Partisine ilişkin önüne gelen eleştiriler olduğunun altını çizen Cumhurbaşkanı Erdoğan, şöyle konuştu:
“Vatandaş özellikle şunu arıyor, bu tabii ki ağırlıklı Belediye Başkanları ve bunun yanında tabii ki milletvekilleri vesaire, tevazu arıyor. ‘Belediye Başkanı benim dükkanıma gelip bir çayımı içmedikten sonra ben bu Belediye Başkanını ne yapayım?’ diyor. Yani, ‘Seçimden seçime mi Belediye Başkanı ziyaret edecek, Milletvekili ziyaret edecek’ veya ‘Kendi tanıdıkları ofislere uğrayıp oradan çekip gidecekler’ diyor. AK Parti’nin müktesebatında böyle bir şey olamaz. Bizi yücelten tevazuumuz olmuştur. Eğer biz bu tevazuu kaybettiysek işte bu açık net puan kaybına da neden olmuştur. En güçlü olduğumuz yerlerde eğer bugün ciddi bir puan kaybı olmuşsa bunu kendi nefsimize soracağız. ‘Biz hatayı nerede yaptık, Yanlışımız nerede?’ Çok iyi hizmetler yapmış olabiliriz. Bu hizmetler gerektir ama yeterli değildir. Yeterli olan o gönüllere girmektir. Gönüllere girersek bu işi başarmış oluruz. Öyle gönüllere girmiyor da vatandaşına tepeden bakıyorsak, bir gurur abidesi olarak bakıyorsak, onlara yeri geldiği zaman ‘hat-hut’ yapıyorsak kusura bakmayın, bu millet şamar oğlanı değil. Bir oy verir, iki oy verir ondan sonra da kenara koyar zaten demokrasinin güzelliği de burasıdır. Bu bizim için erken fırsat olmuştur. 24 Haziran’ın fotoğrafını bu noktada çok iyi çekmemiz lazım. İnşallah Mart 2019 yerel seçiminde de gerek aday tespitlerimizde gerekse bu ahlaki kimliğe değer vererek onu iyi puanlayıp adaylarımızı da buna göre seçmemiz lazım.”

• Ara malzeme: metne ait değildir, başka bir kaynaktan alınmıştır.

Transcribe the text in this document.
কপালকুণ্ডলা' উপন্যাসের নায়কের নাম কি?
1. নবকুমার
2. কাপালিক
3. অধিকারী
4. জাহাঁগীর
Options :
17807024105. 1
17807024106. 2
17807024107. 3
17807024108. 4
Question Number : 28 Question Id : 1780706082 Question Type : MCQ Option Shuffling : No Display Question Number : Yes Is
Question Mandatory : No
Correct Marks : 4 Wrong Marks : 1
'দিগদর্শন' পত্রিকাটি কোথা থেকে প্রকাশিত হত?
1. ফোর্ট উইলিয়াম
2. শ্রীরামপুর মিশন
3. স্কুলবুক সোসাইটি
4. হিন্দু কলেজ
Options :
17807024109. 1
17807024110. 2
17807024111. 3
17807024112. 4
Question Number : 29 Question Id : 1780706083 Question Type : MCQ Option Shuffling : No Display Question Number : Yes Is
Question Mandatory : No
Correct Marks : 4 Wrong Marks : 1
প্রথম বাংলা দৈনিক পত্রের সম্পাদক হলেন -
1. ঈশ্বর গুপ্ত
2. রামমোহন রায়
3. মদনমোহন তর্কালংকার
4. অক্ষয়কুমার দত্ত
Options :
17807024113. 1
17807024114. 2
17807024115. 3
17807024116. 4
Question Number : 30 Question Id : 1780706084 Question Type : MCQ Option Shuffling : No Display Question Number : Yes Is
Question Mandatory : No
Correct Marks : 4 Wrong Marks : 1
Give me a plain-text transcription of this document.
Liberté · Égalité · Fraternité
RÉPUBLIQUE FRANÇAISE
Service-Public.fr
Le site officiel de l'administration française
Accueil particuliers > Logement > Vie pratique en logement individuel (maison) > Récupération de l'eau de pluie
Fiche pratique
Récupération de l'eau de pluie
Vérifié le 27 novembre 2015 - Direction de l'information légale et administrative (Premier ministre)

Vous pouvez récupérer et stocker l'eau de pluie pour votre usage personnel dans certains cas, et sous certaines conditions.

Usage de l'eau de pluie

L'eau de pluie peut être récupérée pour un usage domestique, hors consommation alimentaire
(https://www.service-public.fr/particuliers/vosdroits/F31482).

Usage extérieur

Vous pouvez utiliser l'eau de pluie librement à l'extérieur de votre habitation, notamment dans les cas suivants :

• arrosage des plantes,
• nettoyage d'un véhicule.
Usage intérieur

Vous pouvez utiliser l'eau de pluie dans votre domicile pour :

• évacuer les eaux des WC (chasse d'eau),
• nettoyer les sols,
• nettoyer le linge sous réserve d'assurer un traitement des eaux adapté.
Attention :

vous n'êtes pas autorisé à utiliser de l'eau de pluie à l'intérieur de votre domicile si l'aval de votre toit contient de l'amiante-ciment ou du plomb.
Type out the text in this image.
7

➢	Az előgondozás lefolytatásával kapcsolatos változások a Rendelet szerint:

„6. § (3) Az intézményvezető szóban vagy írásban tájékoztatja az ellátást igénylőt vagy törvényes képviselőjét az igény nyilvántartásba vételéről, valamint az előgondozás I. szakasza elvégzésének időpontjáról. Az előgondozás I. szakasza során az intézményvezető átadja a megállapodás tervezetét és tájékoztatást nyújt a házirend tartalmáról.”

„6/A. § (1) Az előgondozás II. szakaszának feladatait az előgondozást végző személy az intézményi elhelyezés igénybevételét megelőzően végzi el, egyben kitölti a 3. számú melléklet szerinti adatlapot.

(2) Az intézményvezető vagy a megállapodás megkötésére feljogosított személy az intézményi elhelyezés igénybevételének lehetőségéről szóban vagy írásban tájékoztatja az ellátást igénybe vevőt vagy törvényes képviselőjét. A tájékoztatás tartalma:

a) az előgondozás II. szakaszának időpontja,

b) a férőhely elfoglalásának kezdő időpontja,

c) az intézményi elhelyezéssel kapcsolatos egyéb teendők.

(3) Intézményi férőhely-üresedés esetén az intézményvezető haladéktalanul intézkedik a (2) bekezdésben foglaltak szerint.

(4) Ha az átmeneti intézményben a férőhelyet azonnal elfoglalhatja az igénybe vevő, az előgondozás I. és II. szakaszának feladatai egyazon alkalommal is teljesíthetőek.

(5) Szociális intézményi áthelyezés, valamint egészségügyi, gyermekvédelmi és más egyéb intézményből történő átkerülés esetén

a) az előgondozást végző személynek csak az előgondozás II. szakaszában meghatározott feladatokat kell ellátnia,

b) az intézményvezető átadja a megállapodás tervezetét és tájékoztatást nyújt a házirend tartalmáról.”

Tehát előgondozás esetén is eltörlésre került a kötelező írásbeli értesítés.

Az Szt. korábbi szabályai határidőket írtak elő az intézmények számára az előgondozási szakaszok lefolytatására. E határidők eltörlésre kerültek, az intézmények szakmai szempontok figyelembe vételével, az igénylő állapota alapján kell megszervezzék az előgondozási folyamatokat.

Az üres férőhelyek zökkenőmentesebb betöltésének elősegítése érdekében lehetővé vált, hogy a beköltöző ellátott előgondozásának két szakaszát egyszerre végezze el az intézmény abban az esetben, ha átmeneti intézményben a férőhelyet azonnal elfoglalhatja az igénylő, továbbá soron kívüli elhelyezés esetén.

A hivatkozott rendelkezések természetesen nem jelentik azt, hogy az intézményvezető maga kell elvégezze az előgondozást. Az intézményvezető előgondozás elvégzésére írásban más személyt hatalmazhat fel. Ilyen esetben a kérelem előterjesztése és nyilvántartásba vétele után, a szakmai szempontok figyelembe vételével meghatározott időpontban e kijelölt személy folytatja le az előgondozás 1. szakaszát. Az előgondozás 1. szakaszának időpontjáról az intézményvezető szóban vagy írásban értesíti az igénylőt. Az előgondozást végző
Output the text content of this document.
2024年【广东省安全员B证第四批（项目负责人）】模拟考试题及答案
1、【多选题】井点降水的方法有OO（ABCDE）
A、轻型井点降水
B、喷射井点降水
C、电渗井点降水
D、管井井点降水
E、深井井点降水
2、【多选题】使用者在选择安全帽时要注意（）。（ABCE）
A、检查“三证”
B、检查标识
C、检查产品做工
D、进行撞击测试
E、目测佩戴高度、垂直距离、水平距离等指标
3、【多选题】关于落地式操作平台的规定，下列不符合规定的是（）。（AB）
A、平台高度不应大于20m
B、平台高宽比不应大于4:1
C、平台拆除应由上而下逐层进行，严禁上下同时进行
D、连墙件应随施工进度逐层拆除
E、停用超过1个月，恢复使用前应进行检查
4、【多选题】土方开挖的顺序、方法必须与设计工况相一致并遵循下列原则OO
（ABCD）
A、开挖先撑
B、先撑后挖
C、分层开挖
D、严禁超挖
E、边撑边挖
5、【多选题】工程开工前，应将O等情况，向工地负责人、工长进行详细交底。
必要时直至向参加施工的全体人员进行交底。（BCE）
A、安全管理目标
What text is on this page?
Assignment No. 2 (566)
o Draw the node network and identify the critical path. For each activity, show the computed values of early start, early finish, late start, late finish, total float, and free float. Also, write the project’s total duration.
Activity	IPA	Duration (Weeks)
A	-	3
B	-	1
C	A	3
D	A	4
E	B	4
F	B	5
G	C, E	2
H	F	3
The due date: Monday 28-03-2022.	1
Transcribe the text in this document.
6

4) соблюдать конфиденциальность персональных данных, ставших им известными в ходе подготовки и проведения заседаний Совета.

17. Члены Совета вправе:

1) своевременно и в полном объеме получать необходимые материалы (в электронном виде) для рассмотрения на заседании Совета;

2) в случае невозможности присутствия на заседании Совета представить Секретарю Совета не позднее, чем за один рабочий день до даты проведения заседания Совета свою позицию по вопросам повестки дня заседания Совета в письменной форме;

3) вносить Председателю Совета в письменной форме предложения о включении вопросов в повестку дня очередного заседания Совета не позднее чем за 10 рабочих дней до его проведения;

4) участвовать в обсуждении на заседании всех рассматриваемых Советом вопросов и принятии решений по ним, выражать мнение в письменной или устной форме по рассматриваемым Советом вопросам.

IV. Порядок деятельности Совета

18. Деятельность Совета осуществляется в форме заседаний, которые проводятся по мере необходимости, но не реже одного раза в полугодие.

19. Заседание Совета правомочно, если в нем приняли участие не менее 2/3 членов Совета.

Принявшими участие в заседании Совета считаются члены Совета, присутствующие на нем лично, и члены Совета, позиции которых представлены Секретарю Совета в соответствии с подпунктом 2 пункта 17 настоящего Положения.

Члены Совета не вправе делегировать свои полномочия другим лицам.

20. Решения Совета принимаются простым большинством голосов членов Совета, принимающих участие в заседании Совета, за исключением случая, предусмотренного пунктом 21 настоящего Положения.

“GÖNÜL BELEDİYECİLİĞİ SEFERBERLİĞİ”
AK Parti kongresinin ardından yerel seçim sürecini başlatacaklarını açıklayan Erdoğan, yerel yönetimlerde iş bitirme potansiyeli ve halkla uyuma bakacaklarını belirterek, “2019 Mart’ına kadar bu belediyeciliğin adını ben doğrusu gönül belediyeciliği seferberliği olarak koyuyorum” dedi.
“BÜTÜN BUNLARDA ARANAN EHLİYET LİYAKAT OLACAK”
Bakanlar Kurulu’nun eskisi gibi olmayacağına dikkat çeken Cumhurbaşkanı Erdoğan, sözlerine şöyle devam etti:
“Şimdi artık partili olmayan bakanlarımızla bir kabine oluşturuyoruz. Bu arkadaşlarımız bundan önce olduğu gibi de öyle köşeye sıkıştırılmak suretiyle şuraya şu olsun, buraya bu olsun mantığıyla bu da hareket etmeyecek. Bu tabii bir yerde şunu sağlamış olacak, kimse kalkıp da şunu diyemeyecek, ‘Siz işte şöyle, böyle yaptınız’ kadrolaşmaydı şuydu buydu filan falan bunu diyemeyecek. En azından bakan, olaylara bakarken daha objektif bakma imkanını yakalayacak. Bu ona bir rahatlık getirecek. Bu tür zanların altında da kalmayacak. Tabii bütün bunlarda aranan ehliyet, liyakat olacak. Ehliyet ve liyakati öne çıkarmak suretiyle bir yeni döneme girmiş olacağız. Bütün bunlarla beraber ortada olan bir şey var ki o da şüphesiz ki bu hükümetin başında Cumhurbaşkanlığı Yönetim Sistemi ile AK Parti Genel Başkanı olacak. Burada artık yeni yönetim sistemindeki dinamizm geçmişe göre çok daha farklı olmak durumunda. Nasıl ki 2002 sonu 2003 başı, o başladığımız süreç çok büyük önem arz ediyorsa şimdi de ilk etapta 100 gün ardından ikinci bir 100 gün ardından altı ay ve böylece bir yıllık süreci farklı bir şekilde programlayıp ele alacağız.”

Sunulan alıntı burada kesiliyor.